A: Hint. As you have suggested, the change of variable
$$
x=\frac{\sqrt{3}}{\cos t},\quad dx=\frac{\sqrt{3}\sin t}{\cos^2 t}\:dt,
$$
gives
$$
\begin{align}
\int \sqrt{x^2-3}\:dx&=\sqrt{3}\int\sqrt{\frac3{\cos^2 t}-3}\:\cdot \frac{\sin t}{\cos^2 t}\:dt
\\\\&=3\int\sqrt{\frac{1-\cos^2 t}{\cos^2 t}}\:\cdot \frac{\sin t}{\cos^2 t}\:dt
\\\\&=3\int \frac{\sin^2 t}{\cos^3 t}\:dt
\\\\&=3\int \frac{\sin^2 t\: \cos t}{(1-\sin^2 t)^2}\:dt
\\\\&=3\int \frac{s^2}{(1-s^2)^2}\:ds
\end{align}
$$ can you take it from here?
A: $3\int \frac {\sin^2(t)}{\cos^3(t)} dt$
Rather than a substitution I suggest you do this.

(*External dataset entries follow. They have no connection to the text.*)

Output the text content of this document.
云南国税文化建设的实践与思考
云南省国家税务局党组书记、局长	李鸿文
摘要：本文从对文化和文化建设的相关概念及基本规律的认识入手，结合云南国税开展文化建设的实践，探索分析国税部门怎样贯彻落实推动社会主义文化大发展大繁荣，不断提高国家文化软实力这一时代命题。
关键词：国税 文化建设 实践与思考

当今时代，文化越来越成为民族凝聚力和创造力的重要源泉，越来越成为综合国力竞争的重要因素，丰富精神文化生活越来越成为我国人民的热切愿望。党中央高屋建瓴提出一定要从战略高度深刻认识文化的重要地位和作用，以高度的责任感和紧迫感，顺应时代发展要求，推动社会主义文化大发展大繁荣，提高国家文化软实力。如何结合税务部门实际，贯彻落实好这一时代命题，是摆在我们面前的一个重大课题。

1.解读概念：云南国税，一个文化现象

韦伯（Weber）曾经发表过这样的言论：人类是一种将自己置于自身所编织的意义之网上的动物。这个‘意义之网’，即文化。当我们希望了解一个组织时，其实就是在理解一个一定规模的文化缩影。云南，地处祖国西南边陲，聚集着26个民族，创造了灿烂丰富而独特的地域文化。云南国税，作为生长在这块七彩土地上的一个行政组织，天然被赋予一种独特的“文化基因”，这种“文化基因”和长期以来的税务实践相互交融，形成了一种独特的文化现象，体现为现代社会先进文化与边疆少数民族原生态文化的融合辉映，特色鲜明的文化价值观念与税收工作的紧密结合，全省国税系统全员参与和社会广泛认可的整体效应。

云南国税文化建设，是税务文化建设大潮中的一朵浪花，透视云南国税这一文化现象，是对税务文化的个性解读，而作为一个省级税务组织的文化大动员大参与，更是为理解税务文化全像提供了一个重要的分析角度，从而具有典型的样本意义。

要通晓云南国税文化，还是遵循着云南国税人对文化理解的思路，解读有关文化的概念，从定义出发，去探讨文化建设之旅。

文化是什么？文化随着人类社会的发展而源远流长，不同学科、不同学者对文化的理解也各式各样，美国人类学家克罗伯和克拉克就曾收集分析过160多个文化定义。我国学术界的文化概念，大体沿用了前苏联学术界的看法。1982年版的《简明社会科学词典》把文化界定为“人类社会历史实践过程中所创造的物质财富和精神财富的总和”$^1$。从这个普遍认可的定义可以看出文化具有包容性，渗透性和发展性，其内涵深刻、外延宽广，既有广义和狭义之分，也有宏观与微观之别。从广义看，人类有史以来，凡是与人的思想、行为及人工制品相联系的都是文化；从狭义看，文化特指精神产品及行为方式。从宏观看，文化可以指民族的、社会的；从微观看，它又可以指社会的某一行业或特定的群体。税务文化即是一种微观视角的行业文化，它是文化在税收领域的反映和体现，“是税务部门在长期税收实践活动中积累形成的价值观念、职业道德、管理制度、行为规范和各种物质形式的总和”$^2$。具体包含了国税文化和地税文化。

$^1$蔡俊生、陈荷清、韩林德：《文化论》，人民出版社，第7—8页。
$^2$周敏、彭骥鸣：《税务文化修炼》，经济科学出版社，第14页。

$3\int \tan^2 t \sec t dt$
integration by parts:
$u = \tan t, dv = \sec t \tan t dt\\
du = sec^2 t dt, v = sec t$
$3\sec t \tan t - 3\int \sec^3t dt\\
3\sec t \tan t - 3\int (\tan^2 t - 1)\sec t dt\\
3\sec t \tan t + 3 \int \sec t dt - 3\int \tan^2 t \sec t dt\\
3\sec t \tan t + 3 \ln |\sec t + \tan t| - 3\int \tan^2 t \sec t dt$
And we have come full circle:
$3\int \tan^2 t \sec t dt = 3\sec t \tan t + 3 \ln |\sec t + \tan t| - 3\int \tan^2 t \sec t dt\\
3\int \tan^2 t \sec t dt = I\\
I = 3\sec t \tan t + 3 \ln |\sec t + \tan t| - I\\
2 I = 3\sec t \tan t + 3 \ln |\sec t + \tan t|\\
I = \frac 32 \sec t \tan t + \frac 32 \ln |\sec t + \tan t|+C$
Alternatively, If you want to stick with your initial approach.

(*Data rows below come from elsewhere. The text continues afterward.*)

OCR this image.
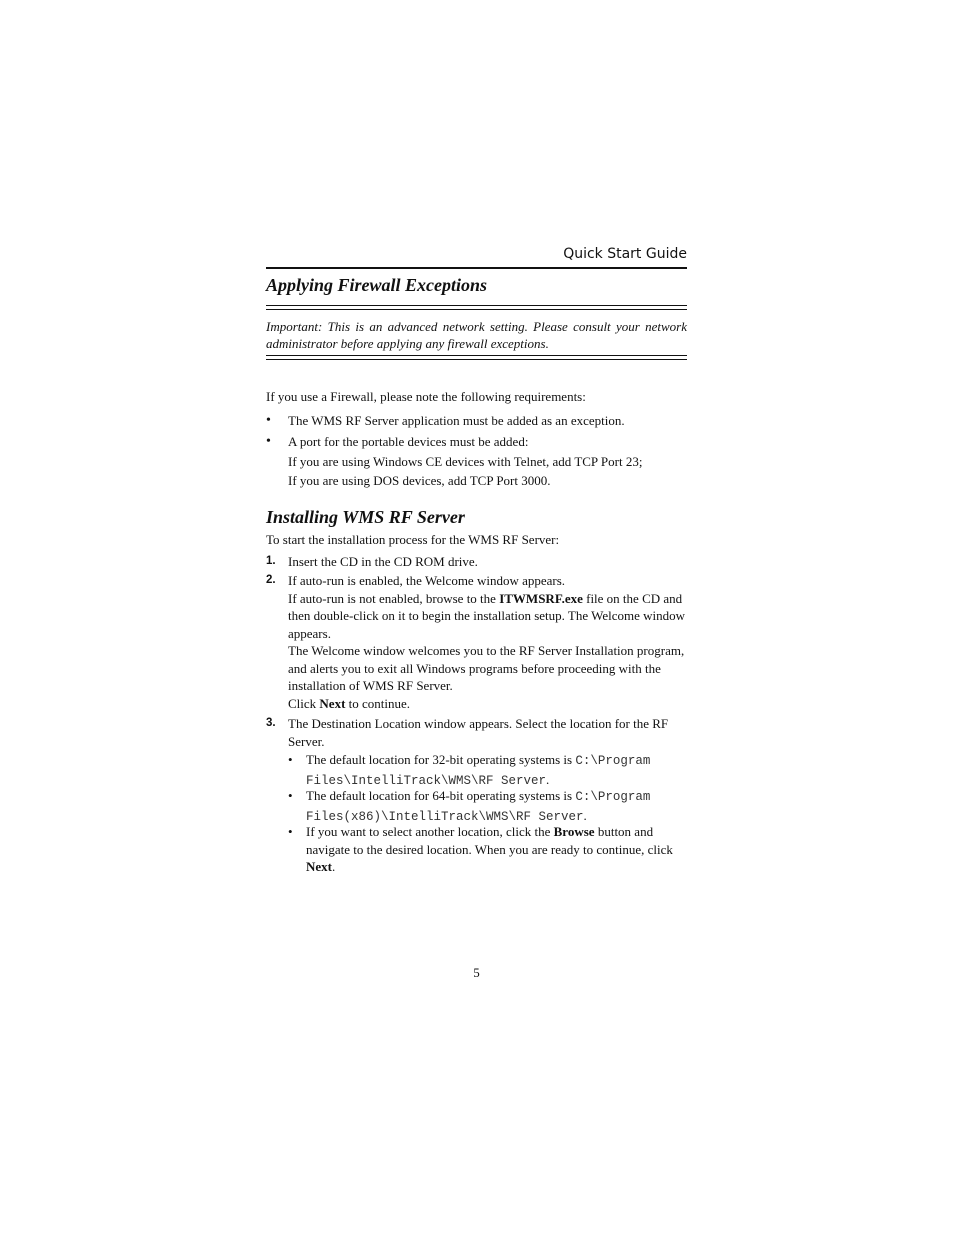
Quick Start Guide
Applying Firewall Exceptions
Important: This is an advanced network setting. Please consult your network administrator before applying any firewall exceptions.
If you use a Firewall, please note the following requirements:
•	The WMS RF Server application must be added as an exception.
•	A port for the portable devices must be added:
If you are using Windows CE devices with Telnet, add TCP Port 23;
If you are using DOS devices, add TCP Port 3000.
Installing WMS RF Server
To start the installation process for the WMS RF Server:
1. Insert the CD in the CD ROM drive.
2. If auto-run is enabled, the Welcome window appears.
If auto-run is not enabled, browse to the ITWMSRF.exe file on the CD and then double-click on it to begin the installation setup. The Welcome window appears.
The Welcome window welcomes you to the RF Server Installation program, and alerts you to exit all Windows programs before proceeding with the installation of WMS RF Server.
Click Next to continue.
3. The Destination Location window appears. Select the location for the RF Server.
• The default location for 32-bit operating systems is C:\Program Files\IntelliTrack\WMS\RF Server.
• The default location for 64-bit operating systems is C:\Program Files(x86)\IntelliTrack\WMS\RF Server.
• If you want to select another location, click the Browse button and navigate to the desired location. When you are ready to continue, click Next.
5
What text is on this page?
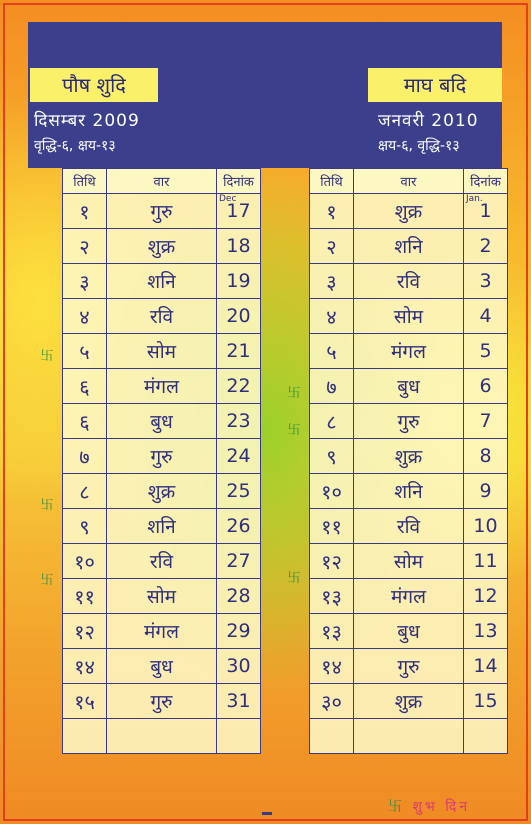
पौष शुदि	माघ बदि
दिसम्बर 2009	जनवरी 2010
वृद्धि-६, क्षय-१३	क्षय-६, वृद्धि-१३
तिथि	वार	दिनांक
१	गुरु	17
Dec

२	शुक्र	18
३	शनि	19
४	रवि	20
५	सोम	21
६	मंगल	22
६	बुध	23
७	गुरु	24
८	शुक्र	25
९	शनि	26
१०	रवि	27
११	सोम	28
१२	मंगल	29
१४	बुध	30
१५	गुरु	31

तिथि	वार	दिनांक
१	शुक्र	1
Jan.

२	शनि	2
३	रवि	3
४	सोम	4
५	मंगल	5
७	बुध	6
८	गुरु	7
९	शुक्र	8
१०	शनि	9
११	रवि	10
१२	सोम	11
१३	मंगल	12
१३	बुध	13
१४	गुरु	14
३०	शुक्र	15

卐
卐
卐
卐
卐
卐
卐 शुभ दिन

$\int \frac {s^2}{(1-s^2)^2} ds$
Find a partial fraction decomposition:
$\frac {s^2}{(1-s^2)^2} = \frac A{1-s} +\frac B{1+s} + \frac C{(1-s)^2} + \frac D{(1-s)^2}$
And that will integrate to
$-A\ln (1-s) + B\ln(1+s) + C(1-s)^{-1} - D(1+s)^{-1} + c$ (sorry do double use the same letter)

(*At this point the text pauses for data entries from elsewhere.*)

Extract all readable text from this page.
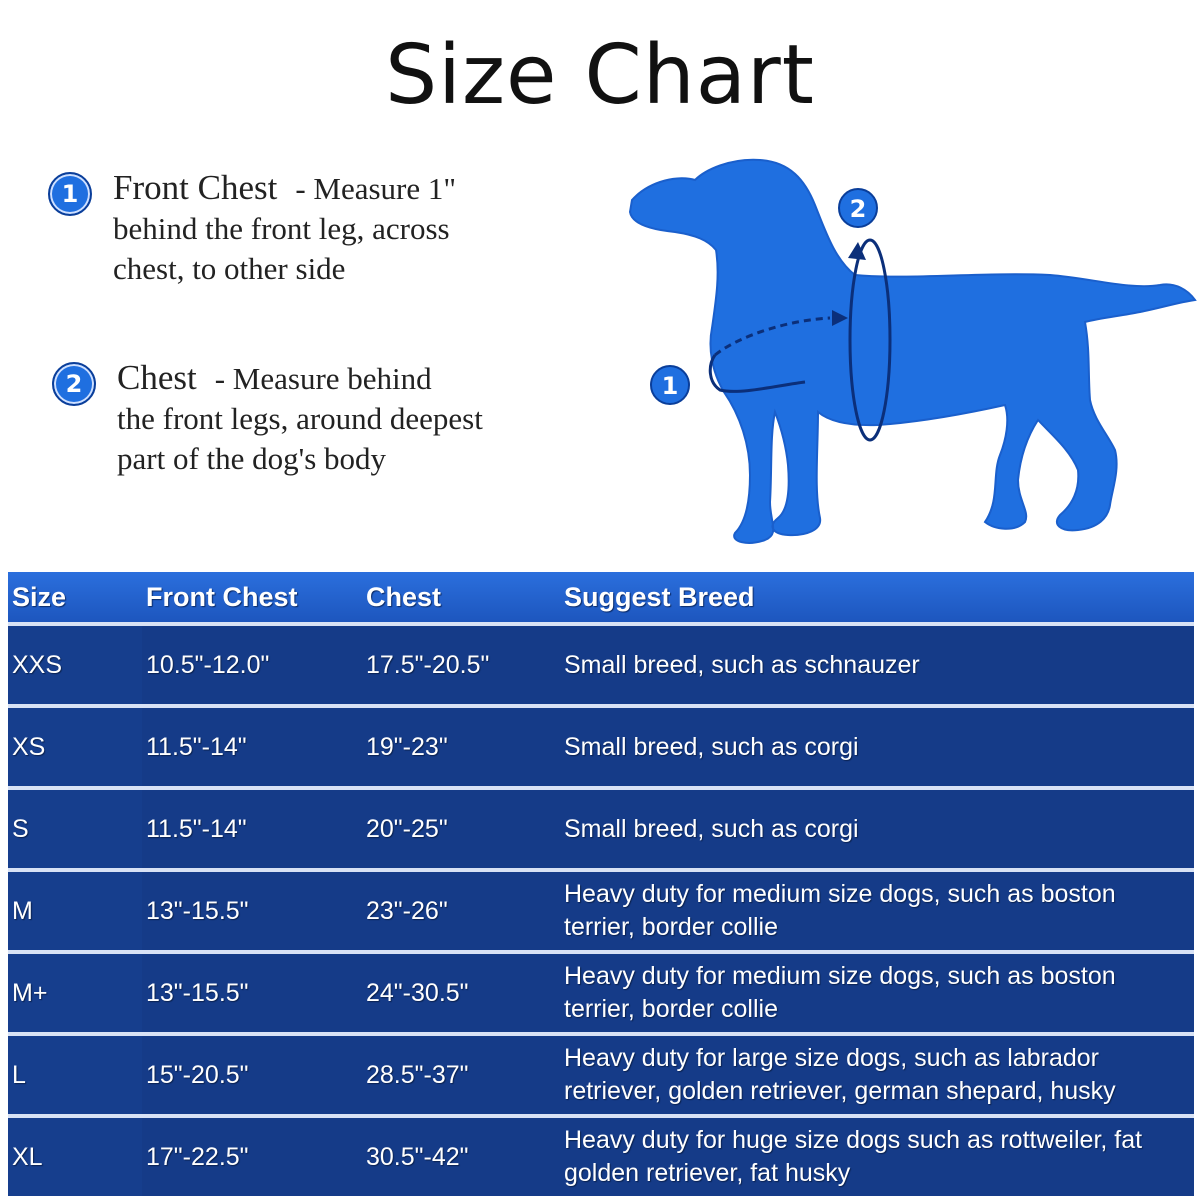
Size Chart
1 Front Chest - Measure 1"
behind the front leg, across
chest, to other side
2 Chest - Measure behind
the front legs, around deepest
part of the dog's body
2
1
Size	Front Chest	Chest	Suggest Breed
XXS	10.5"-12.0"	17.5"-20.5"	Small breed, such as schnauzer
XS	11.5"-14"	19"-23"	Small breed, such as corgi
S	11.5"-14"	20"-25"	Small breed, such as corgi
M	13"-15.5"	23"-26"	Heavy duty for medium size dogs, such as boston terrier, border collie
M+	13"-15.5"	24"-30.5"	Heavy duty for medium size dogs, such as boston terrier, border collie
L	15"-20.5"	28.5"-37"	Heavy duty for large size dogs, such as labrador retriever, golden retriever, german shepard, husky
XL	17"-22.5"	30.5"-42"	Heavy duty for huge size dogs such as rottweiler, fat golden retriever, fat husky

Hopefully, the two answers are equivalent.
A: First rescale
$$\int \sqrt{x^2-3} \, dx=3\int \sqrt{t^2-1} \, dt.$$
Then by parts,
$$\int \sqrt{t^2-1} \, dt=t\sqrt{t^2-1}-\int\frac{t^2}{\sqrt{t^2-1}}dt=t\sqrt{t^2-1}-t-\int\frac{dt}{\sqrt{t^2-1}}.$$
In the last integral, you should recognize the derivative of $\text{arcosh }t$.